Visconde de Mauá has about 6,000 inhabitants. The main economic activity of the region is tourism, with more than 100 establishments of lodging and dozen of restaurants, some specializing in trout and pine nut recipes.

This region is located in an area of environmental preservation, in the Serra da Mantiqueira mountain range, at 1200 meters of altitude.

==History==

The name Visconde de Mauá bears homage to Irineu Evangelista de Sousa, baron and later viscount, who received lands in the region in 1870, as a concession of the imperial government for wood exploration, that would be transformed into vegetal coal. In 1889, still in the Empire, his son, Enrique Irineu de Souza, installed in lands a colonial nucleus, formed for families of European immigrants. The initiative failed and most of the colonists returned to the native countries. In 1908 the federal government purchased the lands of Enrique and creates the Colonial Nucleus Visconde de Mauá, second attempt to receive European colonists. This nucleus finished in 1916.

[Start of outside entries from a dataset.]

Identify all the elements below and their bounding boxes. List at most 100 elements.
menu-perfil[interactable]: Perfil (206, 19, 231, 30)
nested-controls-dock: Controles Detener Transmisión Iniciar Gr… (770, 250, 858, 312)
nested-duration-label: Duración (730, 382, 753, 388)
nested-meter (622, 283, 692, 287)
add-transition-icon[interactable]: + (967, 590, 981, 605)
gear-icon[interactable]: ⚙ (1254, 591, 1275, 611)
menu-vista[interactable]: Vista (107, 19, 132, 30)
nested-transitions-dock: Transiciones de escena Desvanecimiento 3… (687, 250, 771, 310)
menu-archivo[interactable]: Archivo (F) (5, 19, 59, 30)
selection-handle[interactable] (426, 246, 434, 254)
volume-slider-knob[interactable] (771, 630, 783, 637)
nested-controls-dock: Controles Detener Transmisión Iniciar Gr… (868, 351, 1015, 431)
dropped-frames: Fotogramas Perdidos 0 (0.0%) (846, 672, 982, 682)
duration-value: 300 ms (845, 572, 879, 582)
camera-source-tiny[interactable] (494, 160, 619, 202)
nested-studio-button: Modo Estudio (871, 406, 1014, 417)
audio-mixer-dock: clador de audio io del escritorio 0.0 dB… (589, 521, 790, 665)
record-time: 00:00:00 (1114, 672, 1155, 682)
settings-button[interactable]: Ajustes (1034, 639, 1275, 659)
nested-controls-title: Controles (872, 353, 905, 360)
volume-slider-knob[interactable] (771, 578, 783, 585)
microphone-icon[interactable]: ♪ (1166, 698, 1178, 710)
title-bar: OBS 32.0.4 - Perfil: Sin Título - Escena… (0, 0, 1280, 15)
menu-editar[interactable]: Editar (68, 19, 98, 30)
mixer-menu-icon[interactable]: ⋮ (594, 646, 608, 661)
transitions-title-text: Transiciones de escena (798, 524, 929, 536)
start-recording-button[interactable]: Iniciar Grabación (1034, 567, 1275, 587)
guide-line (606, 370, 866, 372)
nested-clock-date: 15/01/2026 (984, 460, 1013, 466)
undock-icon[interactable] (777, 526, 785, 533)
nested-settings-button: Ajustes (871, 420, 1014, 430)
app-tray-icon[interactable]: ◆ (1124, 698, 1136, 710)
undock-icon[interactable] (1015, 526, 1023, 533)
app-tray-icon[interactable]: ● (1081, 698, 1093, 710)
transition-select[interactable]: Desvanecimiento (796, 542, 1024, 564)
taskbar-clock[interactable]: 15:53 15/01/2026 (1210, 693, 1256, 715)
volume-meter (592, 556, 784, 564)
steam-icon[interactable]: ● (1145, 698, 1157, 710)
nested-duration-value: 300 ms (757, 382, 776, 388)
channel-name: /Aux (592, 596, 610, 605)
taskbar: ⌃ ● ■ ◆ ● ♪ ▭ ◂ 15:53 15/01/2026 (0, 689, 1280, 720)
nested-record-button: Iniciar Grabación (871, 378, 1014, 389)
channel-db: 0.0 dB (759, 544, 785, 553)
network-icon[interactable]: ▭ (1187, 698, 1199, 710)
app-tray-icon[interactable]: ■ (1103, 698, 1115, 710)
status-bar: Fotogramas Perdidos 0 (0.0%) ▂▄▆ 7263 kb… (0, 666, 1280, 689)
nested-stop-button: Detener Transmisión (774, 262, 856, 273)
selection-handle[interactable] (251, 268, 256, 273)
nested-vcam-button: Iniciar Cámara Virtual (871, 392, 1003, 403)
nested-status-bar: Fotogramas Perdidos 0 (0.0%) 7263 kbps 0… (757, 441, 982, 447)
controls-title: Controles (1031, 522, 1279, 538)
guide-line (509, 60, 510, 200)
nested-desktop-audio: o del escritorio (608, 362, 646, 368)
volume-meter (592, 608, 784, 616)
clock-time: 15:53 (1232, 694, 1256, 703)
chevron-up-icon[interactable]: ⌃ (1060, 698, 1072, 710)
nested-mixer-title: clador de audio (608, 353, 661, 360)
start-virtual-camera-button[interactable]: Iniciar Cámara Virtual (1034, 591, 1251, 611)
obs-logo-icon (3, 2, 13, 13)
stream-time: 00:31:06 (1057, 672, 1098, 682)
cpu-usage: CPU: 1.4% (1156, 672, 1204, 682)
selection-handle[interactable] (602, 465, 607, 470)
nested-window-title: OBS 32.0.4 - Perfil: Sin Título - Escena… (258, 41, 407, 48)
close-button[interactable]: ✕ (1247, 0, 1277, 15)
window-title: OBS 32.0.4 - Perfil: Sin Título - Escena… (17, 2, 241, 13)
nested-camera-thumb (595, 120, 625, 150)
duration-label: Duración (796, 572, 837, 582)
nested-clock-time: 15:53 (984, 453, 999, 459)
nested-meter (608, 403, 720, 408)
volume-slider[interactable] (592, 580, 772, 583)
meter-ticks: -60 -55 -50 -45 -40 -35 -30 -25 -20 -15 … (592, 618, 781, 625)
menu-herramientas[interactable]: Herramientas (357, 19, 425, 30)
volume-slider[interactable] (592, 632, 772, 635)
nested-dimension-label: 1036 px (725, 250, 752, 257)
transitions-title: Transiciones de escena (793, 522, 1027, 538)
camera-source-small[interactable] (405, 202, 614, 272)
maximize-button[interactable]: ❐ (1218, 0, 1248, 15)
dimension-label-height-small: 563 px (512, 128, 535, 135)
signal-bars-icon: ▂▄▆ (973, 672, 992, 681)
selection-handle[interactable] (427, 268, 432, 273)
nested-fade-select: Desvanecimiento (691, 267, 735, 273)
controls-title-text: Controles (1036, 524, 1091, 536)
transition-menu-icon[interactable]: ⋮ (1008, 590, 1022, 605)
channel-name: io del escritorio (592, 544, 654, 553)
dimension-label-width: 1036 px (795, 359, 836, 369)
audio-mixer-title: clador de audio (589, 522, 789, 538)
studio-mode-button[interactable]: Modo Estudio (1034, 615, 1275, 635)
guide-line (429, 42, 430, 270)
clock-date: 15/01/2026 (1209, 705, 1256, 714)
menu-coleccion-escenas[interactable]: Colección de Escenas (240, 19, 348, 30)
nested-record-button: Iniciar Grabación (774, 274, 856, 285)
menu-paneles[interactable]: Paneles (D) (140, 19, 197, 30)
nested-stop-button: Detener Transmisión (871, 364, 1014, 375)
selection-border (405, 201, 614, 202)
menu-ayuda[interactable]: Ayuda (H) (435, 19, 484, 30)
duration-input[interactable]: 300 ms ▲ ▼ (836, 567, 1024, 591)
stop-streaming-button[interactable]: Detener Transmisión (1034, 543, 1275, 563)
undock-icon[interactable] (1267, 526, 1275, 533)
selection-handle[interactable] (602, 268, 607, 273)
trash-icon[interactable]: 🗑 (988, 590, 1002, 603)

Some German families had remained in Visconde de Mauá and, from the decade of 1930, they started to receive relatives and friends from Europe, initiating the tourist activity in the region. In the decade of 1970, the village of Maromba was discovered by hippies and, from the 1980s, became one of the preferred mountain destinations of tourists of Rio de Janeiro and São Paulo.

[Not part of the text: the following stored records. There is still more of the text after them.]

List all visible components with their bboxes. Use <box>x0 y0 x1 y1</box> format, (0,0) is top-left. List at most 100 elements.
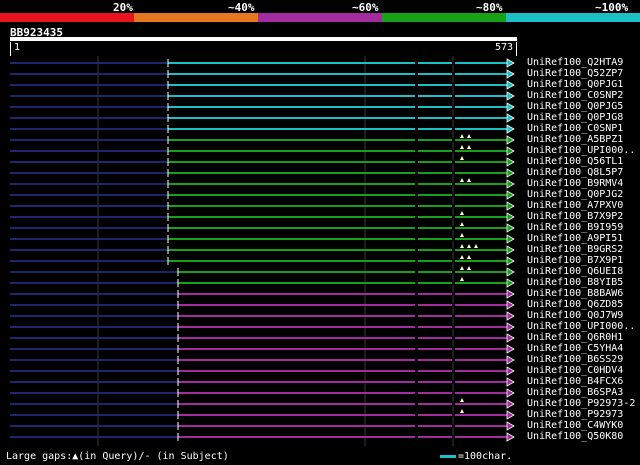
hit-id-link[interactable]: UniRef100_A5BPZ1 <box>527 135 623 145</box>
hit-id-link[interactable]: UniRef100_P92973 <box>527 410 623 420</box>
hit-row[interactable] <box>10 145 515 156</box>
legend-purple-segment <box>258 13 382 22</box>
hit-id-link[interactable]: UniRef100_B8BAW6 <box>527 289 623 299</box>
hit-row[interactable] <box>10 289 515 299</box>
hit-arrowhead <box>506 201 515 211</box>
hit-arrowhead <box>506 432 515 442</box>
hit-id-link[interactable]: UniRef100_Q6R0H1 <box>527 333 623 343</box>
hit-id-link[interactable]: UniRef100_Q6UEI8 <box>527 267 623 277</box>
hit-id-link[interactable]: UniRef100_C0SNP2 <box>527 91 623 101</box>
hit-row[interactable] <box>10 58 515 68</box>
hit-arrowhead <box>506 223 515 233</box>
hit-row[interactable] <box>10 255 515 266</box>
hit-id-link[interactable]: UniRef100_B9RMV4 <box>527 179 623 189</box>
hit-id-link[interactable]: UniRef100_Q0PJG8 <box>527 113 623 123</box>
hit-id-link[interactable]: UniRef100_Q6ZD85 <box>527 300 623 310</box>
hit-id-link[interactable]: UniRef100_B6SPA3 <box>527 388 623 398</box>
hit-arrowhead <box>506 377 515 387</box>
hit-arrowhead <box>506 333 515 343</box>
hit-id-link[interactable]: UniRef100_B8YIB5 <box>527 278 623 288</box>
hit-id-link[interactable]: UniRef100_Q0PJG5 <box>527 102 623 112</box>
hit-row[interactable] <box>10 344 515 354</box>
hit-id-link[interactable]: UniRef100_B4FCX6 <box>527 377 623 387</box>
hit-row[interactable] <box>10 366 515 376</box>
hit-row[interactable] <box>10 168 515 178</box>
subject-gap <box>415 435 418 439</box>
hit-id-link[interactable]: UniRef100_A7PXV0 <box>527 201 623 211</box>
query-gap-marker <box>460 211 464 215</box>
query-gap-marker <box>467 244 471 248</box>
hit-row[interactable] <box>10 178 515 189</box>
hit-row[interactable] <box>10 134 515 145</box>
hit-arrowhead <box>506 344 515 354</box>
hit-id-link[interactable]: UniRef100_B9GRS2 <box>527 245 623 255</box>
hit-row[interactable] <box>10 409 515 420</box>
hit-row[interactable] <box>10 244 515 255</box>
hit-id-link[interactable]: UniRef100_Q0PJG2 <box>527 190 623 200</box>
hit-arrowhead <box>506 311 515 321</box>
hit-row[interactable] <box>10 211 515 222</box>
subject-gap <box>415 215 418 219</box>
hit-row[interactable] <box>10 421 515 431</box>
hit-id-link[interactable]: UniRef100_B9I959 <box>527 223 623 233</box>
hit-row[interactable] <box>10 398 515 409</box>
hit-row[interactable] <box>10 355 515 365</box>
hit-row[interactable] <box>10 266 515 277</box>
query-gap-marker <box>460 222 464 226</box>
hit-arrowhead <box>506 366 515 376</box>
subject-gap <box>415 61 418 65</box>
subject-gap <box>452 215 455 219</box>
hit-row[interactable] <box>10 69 515 79</box>
hit-id-link[interactable]: UniRef100_B7X9P2 <box>527 212 623 222</box>
query-gap-marker <box>460 233 464 237</box>
hit-id-link[interactable]: UniRef100_B6SS29 <box>527 355 623 365</box>
subject-gap <box>452 402 455 406</box>
hit-id-link[interactable]: UniRef100_Q52ZP7 <box>527 69 623 79</box>
scale-legend: =100char. <box>440 451 512 462</box>
hit-row[interactable] <box>10 377 515 387</box>
hit-id-link[interactable]: UniRef100_UPI000.. <box>527 322 635 332</box>
hit-id-link[interactable]: UniRef100_A9PI51 <box>527 234 623 244</box>
hit-id-link[interactable]: UniRef100_Q0J7W9 <box>527 311 623 321</box>
hit-id-link[interactable]: UniRef100_C0SNP1 <box>527 124 623 134</box>
hit-row[interactable] <box>10 222 515 233</box>
hit-row[interactable] <box>10 432 515 442</box>
hit-id-link[interactable]: UniRef100_Q56TL1 <box>527 157 623 167</box>
subject-gap <box>452 127 455 131</box>
hit-id-link[interactable]: UniRef100_B7X9P1 <box>527 256 623 266</box>
hit-id-link[interactable]: UniRef100_C4WYK0 <box>527 421 623 431</box>
hit-row[interactable] <box>10 333 515 343</box>
hit-row[interactable] <box>10 80 515 90</box>
hit-id-link[interactable]: UniRef100_Q0PJG1 <box>527 80 623 90</box>
hit-id-link[interactable]: UniRef100_UPI000.. <box>527 146 635 156</box>
hit-row[interactable] <box>10 277 515 288</box>
subject-gap <box>415 391 418 395</box>
hit-row[interactable] <box>10 300 515 310</box>
hit-row[interactable] <box>10 311 515 321</box>
hit-row[interactable] <box>10 124 515 134</box>
hit-id-link[interactable]: UniRef100_C5YHA4 <box>527 344 623 354</box>
hit-row[interactable] <box>10 201 515 211</box>
hit-row[interactable] <box>10 102 515 112</box>
subject-gap <box>415 270 418 274</box>
hit-arrowhead <box>506 146 515 156</box>
hit-id-link[interactable]: UniRef100_Q2HTA9 <box>527 58 623 68</box>
query-gap-marker <box>467 145 471 149</box>
hit-id-link[interactable]: UniRef100_P92973-2 <box>527 399 635 409</box>
hit-row[interactable] <box>10 190 515 200</box>
hit-row[interactable] <box>10 388 515 398</box>
subject-gap <box>452 391 455 395</box>
hit-arrowhead <box>506 234 515 244</box>
hit-id-link[interactable]: UniRef100_C0HDV4 <box>527 366 623 376</box>
hit-row[interactable] <box>10 156 515 167</box>
hit-id-link[interactable]: UniRef100_Q8L5P7 <box>527 168 623 178</box>
hit-id-link[interactable]: UniRef100_Q50K80 <box>527 432 623 442</box>
ruler-end-label: 573 <box>494 42 513 53</box>
hit-row[interactable] <box>10 233 515 244</box>
subject-gap <box>452 248 455 252</box>
subject-gap <box>452 413 455 417</box>
hit-row[interactable] <box>10 91 515 101</box>
hit-row[interactable] <box>10 322 515 332</box>
hit-row[interactable] <box>10 113 515 123</box>
query-gap-marker <box>460 244 464 248</box>
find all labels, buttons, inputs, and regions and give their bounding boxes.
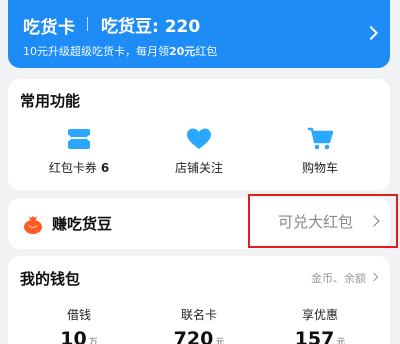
coupons-count: 6: [100, 161, 110, 175]
coupons-label: 红包卡券: [48, 161, 97, 175]
card-title: 吃货卡: [23, 18, 76, 38]
wallet-more-link[interactable]: 金币、余额: [311, 270, 366, 286]
func-label: 红包卡券 6: [24, 159, 134, 176]
redeem-red-packet-link[interactable]: 可兑大红包: [248, 194, 398, 248]
beans-balance: 吃货豆: 220: [101, 17, 201, 37]
func-label: 店铺关注: [174, 161, 223, 175]
upgrade-promo-suffix: 红包: [195, 45, 218, 58]
func-label: 购物车: [301, 161, 338, 175]
ticket-icon: [68, 129, 90, 149]
banner-divider: [87, 17, 88, 31]
loan-unit: 万: [88, 338, 98, 344]
loan-amount: 10: [60, 328, 87, 344]
wallet-item-label: 借钱: [66, 308, 91, 322]
earn-beans-card[interactable]: 赚吃货豆 可兑大红包: [8, 194, 398, 249]
cobrand-amount: 720: [173, 328, 214, 344]
upgrade-promo: 10元升级超级吃货卡，每月领20元红包: [23, 43, 217, 59]
wallet-item-value: 720 元: [144, 328, 254, 344]
chevron-right-icon: [363, 25, 379, 41]
money-bag-icon: [24, 216, 42, 234]
common-functions-card: 常用功能 红包卡券 6 店铺关注 购物车: [8, 79, 390, 190]
func-item-cart[interactable]: 购物车: [265, 126, 375, 176]
earn-beans-label: 赚吃货豆: [52, 215, 113, 233]
wallet-item-discounts[interactable]: 享优惠 157 元: [265, 306, 375, 344]
chevron-right-icon: [369, 272, 379, 282]
page: 吃货卡 吃货豆: 220 10元升级超级吃货卡，每月领20元红包 常用功能 红包…: [0, 0, 400, 344]
upgrade-promo-amount: 20元: [169, 45, 196, 58]
wallet-item-label: 联名卡: [180, 308, 217, 322]
membership-card-banner[interactable]: 吃货卡 吃货豆: 220 10元升级超级吃货卡，每月领20元红包: [8, 0, 390, 68]
wallet-item-label: 享优惠: [301, 308, 338, 322]
upgrade-promo-text: 10元升级超级吃货卡，每月领: [23, 45, 169, 58]
chevron-right-icon: [368, 215, 380, 227]
cart-icon: [308, 127, 333, 150]
section-title: 常用功能: [20, 92, 81, 110]
section-title: 我的钱包: [20, 270, 81, 288]
wallet-item-cobrand-card[interactable]: 联名卡 720 元: [144, 306, 254, 344]
redeem-label: 可兑大红包: [278, 213, 354, 231]
discount-amount: 157: [294, 328, 335, 344]
func-item-followed-shops[interactable]: 店铺关注: [144, 126, 254, 176]
wallet-card: 我的钱包 金币、余额 借钱 10 万 联名卡 720 元 享优惠 157 元: [8, 256, 390, 344]
wallet-item-loan[interactable]: 借钱 10 万: [24, 306, 134, 344]
wallet-item-value: 10 万: [24, 328, 134, 344]
heart-icon: [187, 128, 211, 149]
func-item-coupons[interactable]: 红包卡券 6: [24, 126, 134, 176]
wallet-item-value: 157 元: [265, 328, 375, 344]
cobrand-unit: 元: [215, 338, 225, 344]
discount-unit: 元: [336, 338, 346, 344]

Curiosity: Irineu Evangelista, viscount of Mauá, was never in the region that today takes its name.

==Weather==

The climate of the region is classified as tropical of altitude, having light summers and cold and dry winters. In the winter, from June to August, temperature can go from -2 to 13 C. The summer presents rain frequently, mainly evening rains, with temperatures varying from 8 to 27 C.

== Access ==
The nearest International airports to Visconde de Mauá are Tom Jobim/Galeão (GIG) in Rio de Janeiro and Cumbica/Guarulhos (GRU) in São Paulo.

From Rio
- By car: Take the Dutra highway (BR-116), see: Rodovia Presidente Dutra, towards São Paulo. 6 kilometers after Resende city, turn right to Visconde de Mauá and Penedo at access 311. Go straight on the RJ-163 for about 34 kilometers until you reach Visconde de Mauá. The last 15 km is not paved.
- By bus: Contact Cidade do Aço company at the municipal bus station (Phone +55 21 2233-1218). Approx 3 hours travel.

 From São Paulo
- By car: Take the Dutra highway (BR 116), see: Rodovia Presidente Dutra, towards Rio de Janeiro. 5 km after Itatiaia city (before Resende), turn left to Visconde de Mauá and Penedo at access 311. Go straight on the RJ-163 for about 34 kilometers until you reach Visconde de Mauá. The last 15 km is not paved.
- By bus: Contact Cometa bus company at the Tietê Station (phone +55 11 4004 9600). There are lines to Resende (approx. 4 hours). You must take a local bus to go from Resende to Visconde de Mauá (approx. 1 hour).

==Distances==
- Rio de Janeiro: 200 km
- São Paulo: 300 km

==Further information==
- Visconde de Mauá does not have banks, and some inns and restaurants do not accept credit cards. The nearest banks are about 40 km away, in the city of Resende.
- Zip code: 27560-000 - Visconde de Mauá
- Phone code: 55 (country) and 24 (regional)
- Mobile phones: Vivo and Claro. Visconde de Mauá does not have GSM signal.